İstanbul Sözleşmesi’nden Türkiye’nin ayrılışı ani olsa da beklenmedik değildi. Sözleşmeden çekilme kararından sonra ise devlet erkanı tarafından da LGBTİ+lara yönelik nefret söyleminin sık sık gündeme geldiğini gördük ve görmeye devam ediyoruz. Uzun süredir faaliyet gösteren bir LGBTİ+ örgütü olarak süregiden tartışmaların alanda etkisini nasıl gözlemlediniz?

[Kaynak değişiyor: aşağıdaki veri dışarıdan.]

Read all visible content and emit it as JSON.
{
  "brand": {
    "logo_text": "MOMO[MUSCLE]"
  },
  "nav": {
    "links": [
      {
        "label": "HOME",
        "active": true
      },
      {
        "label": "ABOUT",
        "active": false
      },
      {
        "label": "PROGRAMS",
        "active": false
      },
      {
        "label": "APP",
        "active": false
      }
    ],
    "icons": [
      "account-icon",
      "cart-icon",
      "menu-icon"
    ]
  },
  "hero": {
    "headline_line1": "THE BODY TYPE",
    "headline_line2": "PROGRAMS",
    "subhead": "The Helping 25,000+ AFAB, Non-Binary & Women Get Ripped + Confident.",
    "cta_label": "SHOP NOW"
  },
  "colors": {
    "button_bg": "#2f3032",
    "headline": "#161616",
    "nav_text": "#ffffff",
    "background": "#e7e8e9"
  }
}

Hepimiz takip ettik, İstanbul Sözleşmesi’nden Türkiye’nin çıkma kararı bir gecede alındı. Yine de bu durum şaşırtıcı değildi, bunun sinyalleri veriliyordu zaten. İstanbul Sözleşmesi uzun süredir hedef haline getirilmişti. Sözleşmeden çıkış sebebi olarak LGBTİ+lar gösterildi, eşcinselliği normalleştirmek için sözleşme manipüle ediliyor diye açıklama yaptı Cumhurbaşkanlığı. Ancak bu yeni bir şey değildi. Sözleşmenin hedef gösterilmesi zaten LGBTİ+ karşıtlığına da dayanıyordu. Türk aile yapısına uymama, toplumsal ahlaki değerlerin karşısında olması sözleşmeden geri çekilmek için hep dayanak olarak sunuldu. Medyada da hedef göstermeler buradan ilerliyordu. Öncesinde de LGBTİ+lar hedef gösterildiği için Cumhurbaşkanlığının böyle bir açıklama yapması da beklenmedik değildi.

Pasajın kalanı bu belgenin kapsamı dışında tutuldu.